Una de las implicaciones del reconocimiento de la cláusula del Estado social y democrático de Derecho es la socialización del ordenamiento constitucional. Es decir, la implementación de un marco jurídico orientado a la protección de un mínimo de procura existencial que garantice una vida digna y el desarrollo de las personas en un ámbito de justicia social. Este proceso de socialización no sólo modifica la actuación del Estado en el ámbito social, obligándole a asumir un rol más activo para garantizar el acceso de forma igualitaria, equitativa y progresiva a los servicios mínimos indispensables, sino que además genera la transformación del sistema económico por un modelo de economía social de mercado, caracterizado por la intervención reguladora del Estado en el equilibro de los mercados.    

En efecto, el contenido originario de socialización produce, por un lado, la positivización de un conjunto de derechos sociales como auténticos derechos fundamentales, los cuales imponen obligaciones positivas al Estado para garantizar condiciones de vida dignas  y, por otro lado, el reconocimiento de una “economía dirigida o controlada de mercado” (García Pelayo), en la cual el Estado se instituye como el indicar del proceso social y su participación se concretiza en la regulación de las actividades de los agentes económicos, con el objetivo de asegurar que éstos puedan participar en un mercado de libre competencia económica, con igualdad de oportunidades, responsabilidad social, participación y solidaridad.

La reforma social es todavía un tema pendiente en la mayoría de los países latinoamericanos, incluyendo a la República Dominicana. Y es que, como bien señala José Ignacio Hernández, “a pesar de contar con una sólida tradición constitucional basada en derechos prestacionales como derechos de igualdad, Latinoamérica sigue siendo considerada la región más desigual del mundo”, lo que “permite apreciar una brecha importante entre el ámbito de iure (amplio reconocimiento de derechos prestacionales tutelables judicialmente) y el ámbito de facto (desigualdad, como resultado del incumplimiento de los mandatos asociados a estos derechos)”.

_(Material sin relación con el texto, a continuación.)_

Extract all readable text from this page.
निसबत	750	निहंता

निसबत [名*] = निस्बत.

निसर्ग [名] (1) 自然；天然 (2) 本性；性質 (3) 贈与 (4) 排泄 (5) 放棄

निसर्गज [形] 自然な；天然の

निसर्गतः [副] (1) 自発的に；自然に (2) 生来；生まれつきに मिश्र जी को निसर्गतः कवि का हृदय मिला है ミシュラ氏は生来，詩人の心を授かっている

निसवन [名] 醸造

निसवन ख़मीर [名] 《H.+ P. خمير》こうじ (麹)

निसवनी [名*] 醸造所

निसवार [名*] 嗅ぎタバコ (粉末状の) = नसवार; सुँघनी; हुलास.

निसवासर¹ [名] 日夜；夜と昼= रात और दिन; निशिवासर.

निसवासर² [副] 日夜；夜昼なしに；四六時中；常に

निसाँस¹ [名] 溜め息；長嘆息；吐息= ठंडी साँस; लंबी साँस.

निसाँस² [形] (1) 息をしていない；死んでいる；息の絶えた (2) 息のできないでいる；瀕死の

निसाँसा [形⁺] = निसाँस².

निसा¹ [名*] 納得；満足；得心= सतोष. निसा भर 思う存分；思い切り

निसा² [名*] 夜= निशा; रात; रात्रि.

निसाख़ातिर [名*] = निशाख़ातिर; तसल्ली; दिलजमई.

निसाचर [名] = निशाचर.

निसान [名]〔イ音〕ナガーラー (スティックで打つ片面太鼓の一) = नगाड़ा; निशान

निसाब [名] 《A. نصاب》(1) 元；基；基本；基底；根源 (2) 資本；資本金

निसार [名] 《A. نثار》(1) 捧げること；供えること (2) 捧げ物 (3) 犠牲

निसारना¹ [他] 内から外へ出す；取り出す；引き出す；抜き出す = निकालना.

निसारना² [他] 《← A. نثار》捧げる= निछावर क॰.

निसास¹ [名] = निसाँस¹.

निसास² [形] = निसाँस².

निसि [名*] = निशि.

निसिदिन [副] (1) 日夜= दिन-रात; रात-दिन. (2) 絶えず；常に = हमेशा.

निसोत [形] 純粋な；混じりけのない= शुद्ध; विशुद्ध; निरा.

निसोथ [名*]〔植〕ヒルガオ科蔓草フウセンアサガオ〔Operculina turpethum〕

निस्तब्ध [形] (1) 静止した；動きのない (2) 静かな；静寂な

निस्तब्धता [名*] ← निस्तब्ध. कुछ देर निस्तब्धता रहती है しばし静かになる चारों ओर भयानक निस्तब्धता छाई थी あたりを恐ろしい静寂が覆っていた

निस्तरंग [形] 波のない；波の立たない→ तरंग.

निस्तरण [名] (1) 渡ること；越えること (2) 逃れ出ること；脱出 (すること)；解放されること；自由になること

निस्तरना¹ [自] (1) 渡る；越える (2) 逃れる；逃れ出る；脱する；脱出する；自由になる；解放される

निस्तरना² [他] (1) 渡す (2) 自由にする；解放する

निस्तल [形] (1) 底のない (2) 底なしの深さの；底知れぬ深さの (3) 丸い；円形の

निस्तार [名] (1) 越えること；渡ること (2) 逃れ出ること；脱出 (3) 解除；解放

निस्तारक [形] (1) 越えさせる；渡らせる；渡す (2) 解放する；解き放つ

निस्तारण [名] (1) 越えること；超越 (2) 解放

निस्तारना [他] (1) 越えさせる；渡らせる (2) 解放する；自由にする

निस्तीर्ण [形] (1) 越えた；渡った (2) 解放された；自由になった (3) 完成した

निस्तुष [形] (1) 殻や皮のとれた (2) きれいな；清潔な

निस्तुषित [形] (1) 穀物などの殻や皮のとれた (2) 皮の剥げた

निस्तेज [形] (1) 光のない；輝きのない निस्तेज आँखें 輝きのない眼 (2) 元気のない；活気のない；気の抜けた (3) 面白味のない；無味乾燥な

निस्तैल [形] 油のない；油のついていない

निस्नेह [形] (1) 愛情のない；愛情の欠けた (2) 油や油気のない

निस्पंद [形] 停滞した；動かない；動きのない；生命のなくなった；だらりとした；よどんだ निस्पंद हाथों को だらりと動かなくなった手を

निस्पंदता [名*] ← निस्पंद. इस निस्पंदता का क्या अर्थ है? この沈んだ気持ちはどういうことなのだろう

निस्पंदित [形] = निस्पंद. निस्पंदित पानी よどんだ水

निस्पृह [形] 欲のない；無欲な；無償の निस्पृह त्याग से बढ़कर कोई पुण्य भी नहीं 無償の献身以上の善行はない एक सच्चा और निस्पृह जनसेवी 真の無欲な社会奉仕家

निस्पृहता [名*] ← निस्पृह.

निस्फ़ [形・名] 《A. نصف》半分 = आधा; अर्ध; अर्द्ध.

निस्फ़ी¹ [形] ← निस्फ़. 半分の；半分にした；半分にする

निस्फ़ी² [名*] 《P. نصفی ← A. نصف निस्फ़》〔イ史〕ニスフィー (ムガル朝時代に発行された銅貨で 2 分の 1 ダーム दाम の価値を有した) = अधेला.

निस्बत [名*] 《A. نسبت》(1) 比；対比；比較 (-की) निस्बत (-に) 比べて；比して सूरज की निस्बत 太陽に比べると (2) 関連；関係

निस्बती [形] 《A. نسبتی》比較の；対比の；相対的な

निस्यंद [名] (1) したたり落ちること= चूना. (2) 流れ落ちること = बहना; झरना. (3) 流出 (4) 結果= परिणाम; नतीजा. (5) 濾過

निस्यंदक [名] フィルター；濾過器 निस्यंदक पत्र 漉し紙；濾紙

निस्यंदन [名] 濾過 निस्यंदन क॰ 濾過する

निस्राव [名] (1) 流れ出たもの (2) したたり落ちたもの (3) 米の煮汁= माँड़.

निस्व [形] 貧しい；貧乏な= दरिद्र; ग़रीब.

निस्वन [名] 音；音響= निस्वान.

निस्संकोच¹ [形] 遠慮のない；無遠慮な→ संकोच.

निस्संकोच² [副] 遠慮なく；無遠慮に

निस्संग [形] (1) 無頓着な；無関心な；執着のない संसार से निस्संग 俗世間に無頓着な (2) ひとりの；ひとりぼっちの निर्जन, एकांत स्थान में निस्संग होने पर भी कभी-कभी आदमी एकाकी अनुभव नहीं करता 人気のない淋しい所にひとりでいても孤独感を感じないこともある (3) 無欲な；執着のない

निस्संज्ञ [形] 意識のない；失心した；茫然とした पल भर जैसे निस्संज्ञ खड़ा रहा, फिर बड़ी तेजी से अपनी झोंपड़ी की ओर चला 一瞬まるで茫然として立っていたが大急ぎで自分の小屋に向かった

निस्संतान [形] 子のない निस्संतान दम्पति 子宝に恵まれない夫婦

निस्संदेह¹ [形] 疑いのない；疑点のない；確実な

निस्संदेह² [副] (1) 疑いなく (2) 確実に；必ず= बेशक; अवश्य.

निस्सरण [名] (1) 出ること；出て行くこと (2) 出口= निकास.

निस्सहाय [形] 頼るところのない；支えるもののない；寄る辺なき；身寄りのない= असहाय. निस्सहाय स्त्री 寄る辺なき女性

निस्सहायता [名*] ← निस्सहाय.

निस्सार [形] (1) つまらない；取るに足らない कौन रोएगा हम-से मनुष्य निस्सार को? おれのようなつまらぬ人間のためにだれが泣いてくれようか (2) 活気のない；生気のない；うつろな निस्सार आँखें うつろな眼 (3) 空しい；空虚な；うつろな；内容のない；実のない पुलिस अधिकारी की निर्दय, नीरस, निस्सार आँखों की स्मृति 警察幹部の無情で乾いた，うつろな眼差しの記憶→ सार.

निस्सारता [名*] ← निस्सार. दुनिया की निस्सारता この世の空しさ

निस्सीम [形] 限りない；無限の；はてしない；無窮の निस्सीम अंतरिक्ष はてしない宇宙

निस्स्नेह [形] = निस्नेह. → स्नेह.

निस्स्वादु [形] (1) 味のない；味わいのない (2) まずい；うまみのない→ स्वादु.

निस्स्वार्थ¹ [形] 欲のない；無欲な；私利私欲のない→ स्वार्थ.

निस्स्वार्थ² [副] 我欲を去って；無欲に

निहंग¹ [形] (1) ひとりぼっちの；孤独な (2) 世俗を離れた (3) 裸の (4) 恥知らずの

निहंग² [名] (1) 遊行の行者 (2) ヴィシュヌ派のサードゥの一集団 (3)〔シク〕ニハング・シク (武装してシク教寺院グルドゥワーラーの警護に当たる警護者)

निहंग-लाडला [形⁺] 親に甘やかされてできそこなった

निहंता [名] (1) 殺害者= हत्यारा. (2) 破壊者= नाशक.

Esta brecha se agudiza como consecuencia del período pandémico, pues estamos viviendo una situación que no sólo genera una crisis de salud pública, sino que además afecta a todos los sectores económicos. En palabras de la Comisión Económica para América Latina y el Caribe (CEPAL), “la crisis económica derivada de la pandemia ha llevado a la suspensión total o parcial de las actividades productivas”, lo que profundiza “los problemas estructurales de los países de la región” y, además, genera “un cambio estructural regresivo que conduciría a la reprimarización de sus economías” (CEPAL, 2 de julio de 2020).

Los efectos de la pandemia incrementan las cargas de la Administración Pública, pues es a los órganos y entes administrativos que les corresponde garantizar el acceso de las personas a un mínimo de bienestar social que sea indispensable para asegurar su libertad. En otras palabras, en un Estado social y democrático de Derecho la “cuestión social” se convierte en una “cuestión de libertad” (Calamandrei), de modo que la Administración debe garantizar el acceso a los servicios mínimos indispensables para que las personas puedan desarrollarse libremente y, en consecuencia, puedan ejercer sus derechos de carácter liberal y democrático.

Ahora bien, ¿cómo garantizar el acceso a estos servicios luego de un período pandémico? ¿cómo se puede reducir la brecha existente entre el ámbito de iure y el ámbito de facto en los países latinoamericanos? La pandemia nos ha dejado dos grandes lecciones: por un lado, la necesidad de fomentar la iniciativa privada en la construcción de obras y la gestión de servicios públicos; y, por otro lado, la importancia de la intervención reguladora del Estado para evitar la marginación como consecuencia del libre juego social. De ahí que para reactivar la economía y asegurar el acceso de las personas a los servicios mínimos indispensables después de la pandemia, la Administración debe incentivar la participación de las entidades privadas en la provisión, gestión y operación de estos servicios y en la construcción de las infraestructuras necesarias para fortalecer los sistemas públicos de salud, educación y seguridad social.

La cooperación entre las entidades privadas y gubernamentales permite que la Administración se concentre en sus funciones regulatorias, llevando a cabo una efectiva labor de asistencia social sólo en aquellos casos en que sea estrictamente necesario para asegurar el acceso de las personas a bienes y servicios básicos. En otras palabras, el objetivo de la Administración debe ser evitar que se produzca la marginación de personas a través de la prestación efectiva de los servicios mínimos indispensables, lo que requiere de la conjugación de una estructura económica mixta. Ahora bien, para lograr esta estructura, la Administración debe, por un lado, adoptar medidas fiscales para mitigar los efectos económicos de la pandemia en el sector privado y, por otro lado, aumentar la confianza de las personas en la actividad administrativa a través de la observancia de los principios y derechos que componen una buena administración.